C'est une sensation étrange que de voir défiler ses goûts et couleurs comme les nouvelles d'un journal lointain. Dans la frénésie des sorties musicales, toutes ces déceptions et heureuses surprises finissent par s'annuler conjointement, par s'épuiser ensemble, je finis par tout désinvestir. Les écoutes s'enfilent, il n'y a que de l'incertitude, mais une incertitude qui ne me coûte rien, et dont les résultats n'ont guère plus d'échos que la simple lecture d'une rubrique de faits divers. J'assiste à ma mélomanie avec fatalité, je ne crois plus en personne. Chaque espoir déçu se médique très bien, chaque étoile perçue ne peut rester que filante. Je m'en fous. Pas de romantisme là-dedans, pas de drame, il y a toujours de quoi compenser. J'ai déjà oublié les disques que je détestais. Même ceux d'artistes que je vénérais. Dans cette boulimie désabusée, les évènements deviennent autres. Un événement, ce peut être ceci : un disque que j'avais encore cru bon d'espérer et qui répond à mon désir, le plus normalement du monde. Ce qui devrait être du b.a-ba prend des allures extraordinaires.

Je me suis fait depuis longtemps ma petite idée sur Rene Pawlowitz : que ce type-là pouvait régner sans partage sur l'univers techno. Sous les pseudos de Wax ou EQD, il sort tous les ans des EP austères, numérotés, qui fracassent nos jambes et irradient nos tête de rythmes violents et de nappes profondes. Quand il s'appelle Shed, Pawlowitz devient un autre homme, moins structuré, moins accessible. Son travail devient plus aventureux et introspectif. En 2008, Shedding The Past était un sommet, un disque de techno sur la techno, comme en son temps Carl Craig avec More Songs About Food And Revolutionnary Art. The Traveller est aujourd'hui du même acabit, un disque qui réfléchit la techno et donne en même temps l'impression d'en être l'enfant le plus naïf. Expérimental, théorique, cet album l'est, dans son refus catégorique des structures pré-moulées, et cela n'empêche pas que l'on y ressente le souffle le plus sensitif, le plus spirituel des musiques électroniques. Il y a du Aphex Twin originel là-dedans, du Tangerine Dream, du Jeff Mills, dans leur expression la plus vivante et la plus spontanée, ce qui rend The Traveller définitivement bouleversant, retors et sinueux dans son développement mais sans concession dans l'émotion.

Et quant à moi, je me sens enfin concerné. Je l'attendais et il est arrivé, ce disque noctambule qui traverse les années et défie l'actualité dans tout ce qu'elle écrase et condamne. D'ailleurs, je n'arrive déjà plus à me faire à l'idée que je ne connais The Traveller que depuis deux jours. Il ne fait que répondre à mon attente, mais comme elle était grande. 10/10.

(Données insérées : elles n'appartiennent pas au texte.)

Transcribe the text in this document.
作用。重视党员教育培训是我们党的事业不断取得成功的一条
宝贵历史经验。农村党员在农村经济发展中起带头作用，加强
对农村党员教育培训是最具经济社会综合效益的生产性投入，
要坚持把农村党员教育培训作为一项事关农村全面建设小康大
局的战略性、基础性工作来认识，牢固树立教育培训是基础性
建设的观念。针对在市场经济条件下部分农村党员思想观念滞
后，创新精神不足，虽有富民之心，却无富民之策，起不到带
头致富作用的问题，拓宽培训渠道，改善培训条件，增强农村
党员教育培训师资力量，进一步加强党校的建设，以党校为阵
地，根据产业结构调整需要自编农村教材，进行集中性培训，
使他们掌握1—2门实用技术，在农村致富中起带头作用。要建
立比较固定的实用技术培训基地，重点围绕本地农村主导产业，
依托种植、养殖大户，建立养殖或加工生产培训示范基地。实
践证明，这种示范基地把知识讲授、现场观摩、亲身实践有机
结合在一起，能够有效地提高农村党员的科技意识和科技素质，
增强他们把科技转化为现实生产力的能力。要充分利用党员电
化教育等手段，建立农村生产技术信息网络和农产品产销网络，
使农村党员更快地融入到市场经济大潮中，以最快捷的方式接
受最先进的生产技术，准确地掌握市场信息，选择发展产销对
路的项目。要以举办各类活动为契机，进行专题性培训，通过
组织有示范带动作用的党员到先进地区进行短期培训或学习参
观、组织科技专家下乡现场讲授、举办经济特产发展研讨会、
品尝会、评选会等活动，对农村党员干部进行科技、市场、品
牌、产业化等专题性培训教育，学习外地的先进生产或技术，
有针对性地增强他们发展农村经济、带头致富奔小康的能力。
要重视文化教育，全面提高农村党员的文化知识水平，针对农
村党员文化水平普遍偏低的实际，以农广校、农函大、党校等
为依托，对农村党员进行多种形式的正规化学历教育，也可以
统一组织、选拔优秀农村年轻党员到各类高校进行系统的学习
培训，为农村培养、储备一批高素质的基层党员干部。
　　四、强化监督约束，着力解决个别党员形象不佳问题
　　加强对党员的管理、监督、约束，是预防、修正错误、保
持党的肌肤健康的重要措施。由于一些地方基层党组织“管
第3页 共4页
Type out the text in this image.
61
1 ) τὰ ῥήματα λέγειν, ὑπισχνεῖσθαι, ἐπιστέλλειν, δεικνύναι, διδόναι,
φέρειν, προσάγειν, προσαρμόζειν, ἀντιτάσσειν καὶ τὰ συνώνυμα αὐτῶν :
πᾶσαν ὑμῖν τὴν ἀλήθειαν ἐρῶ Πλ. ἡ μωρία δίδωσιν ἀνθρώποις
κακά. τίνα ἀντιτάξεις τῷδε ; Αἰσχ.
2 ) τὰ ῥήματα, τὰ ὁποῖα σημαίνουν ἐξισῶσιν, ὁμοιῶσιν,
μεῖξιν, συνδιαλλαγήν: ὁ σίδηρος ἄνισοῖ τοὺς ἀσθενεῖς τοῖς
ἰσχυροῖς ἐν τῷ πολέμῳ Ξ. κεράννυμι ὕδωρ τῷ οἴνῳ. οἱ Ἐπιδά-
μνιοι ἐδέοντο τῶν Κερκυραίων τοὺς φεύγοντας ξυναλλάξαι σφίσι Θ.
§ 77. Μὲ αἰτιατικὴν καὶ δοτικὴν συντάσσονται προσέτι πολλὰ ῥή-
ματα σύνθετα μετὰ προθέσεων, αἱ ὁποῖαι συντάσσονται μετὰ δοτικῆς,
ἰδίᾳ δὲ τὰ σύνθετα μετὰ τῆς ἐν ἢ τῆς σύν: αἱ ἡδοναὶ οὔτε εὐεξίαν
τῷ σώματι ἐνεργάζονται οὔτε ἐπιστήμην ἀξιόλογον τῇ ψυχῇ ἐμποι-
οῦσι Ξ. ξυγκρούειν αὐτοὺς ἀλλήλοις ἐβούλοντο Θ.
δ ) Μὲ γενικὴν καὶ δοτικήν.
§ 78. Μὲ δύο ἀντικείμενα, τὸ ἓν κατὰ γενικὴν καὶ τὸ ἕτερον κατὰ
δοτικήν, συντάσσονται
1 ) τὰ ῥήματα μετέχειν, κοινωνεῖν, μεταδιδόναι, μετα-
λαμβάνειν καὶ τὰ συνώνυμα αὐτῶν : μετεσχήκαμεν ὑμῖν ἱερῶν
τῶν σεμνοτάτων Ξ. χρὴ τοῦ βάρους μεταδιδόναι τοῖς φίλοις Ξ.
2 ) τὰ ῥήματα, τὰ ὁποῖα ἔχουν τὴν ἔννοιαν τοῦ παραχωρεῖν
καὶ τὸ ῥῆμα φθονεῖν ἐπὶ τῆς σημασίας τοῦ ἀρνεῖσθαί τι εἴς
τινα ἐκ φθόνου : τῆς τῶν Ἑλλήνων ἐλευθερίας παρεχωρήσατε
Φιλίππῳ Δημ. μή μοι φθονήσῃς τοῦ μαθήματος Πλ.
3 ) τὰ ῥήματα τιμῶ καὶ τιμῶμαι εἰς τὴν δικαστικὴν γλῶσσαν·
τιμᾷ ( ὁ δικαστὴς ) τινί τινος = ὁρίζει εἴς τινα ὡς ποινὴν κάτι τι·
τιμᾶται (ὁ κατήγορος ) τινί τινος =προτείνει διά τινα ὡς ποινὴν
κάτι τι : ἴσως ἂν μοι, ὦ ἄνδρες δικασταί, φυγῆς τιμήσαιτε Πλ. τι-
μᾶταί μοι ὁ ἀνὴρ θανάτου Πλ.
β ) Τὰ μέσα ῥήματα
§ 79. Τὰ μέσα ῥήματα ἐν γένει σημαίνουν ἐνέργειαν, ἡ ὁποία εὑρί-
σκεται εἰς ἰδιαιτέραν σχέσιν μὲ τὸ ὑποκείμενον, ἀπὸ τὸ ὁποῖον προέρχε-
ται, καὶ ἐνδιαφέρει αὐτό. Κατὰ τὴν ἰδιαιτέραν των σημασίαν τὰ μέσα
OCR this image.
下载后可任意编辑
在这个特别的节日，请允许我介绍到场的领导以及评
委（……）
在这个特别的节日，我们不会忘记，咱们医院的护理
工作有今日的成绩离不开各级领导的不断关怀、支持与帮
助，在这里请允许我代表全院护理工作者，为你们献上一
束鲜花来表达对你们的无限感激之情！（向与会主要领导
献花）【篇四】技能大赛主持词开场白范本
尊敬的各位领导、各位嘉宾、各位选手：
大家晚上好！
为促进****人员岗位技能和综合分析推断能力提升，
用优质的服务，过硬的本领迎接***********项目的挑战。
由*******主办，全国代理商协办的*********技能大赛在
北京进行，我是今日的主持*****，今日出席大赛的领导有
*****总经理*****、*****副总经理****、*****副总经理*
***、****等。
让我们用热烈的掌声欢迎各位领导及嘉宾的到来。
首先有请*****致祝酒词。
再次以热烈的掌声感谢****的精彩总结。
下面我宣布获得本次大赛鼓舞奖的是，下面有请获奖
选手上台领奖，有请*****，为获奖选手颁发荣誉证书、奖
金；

Autres avis : Dusted,Resident Advisor

5 commentaires:

Benjamin F a dit…

"J'assiste à ma mélomanie avec fatalité, je ne crois plus en personne." : J'aurai pu l'écrire celle-ci. L'impression de devenir parfois passif face aux albums, de ne même plus être triste ou à minima surpris lorsqu'un groupe que l'on aimait sort un album fade et sans vie. Se dire que c'est fini, qu'on a perdu la flamme et attendre ce disque, le disque qui remet tout en jeu, qui relance la boucle.

Julien Lafond-Laumond a dit…

Heureux qu'on partage ça.

Nathan a dit…

Je viens de le lancer. Verdict dans quelques jours, mais je me retrouve terriblement dans le premier paragraphe aussi. Ce qui est assez inquiétant.

léa a dit…

Tout est dit . Je n'en suis qu'aux premières écoutes du disque, mais mes attentes ne sont pas finalement pas déçues.

Nathan a dit…

Bon ok, convaincu. C'est fascinant la façon dont il créé une attente et une ambiance au sein d'un morceau (assez court en plus), avec des beats simples et mécaniques.
Un grand merci pour cette découverte.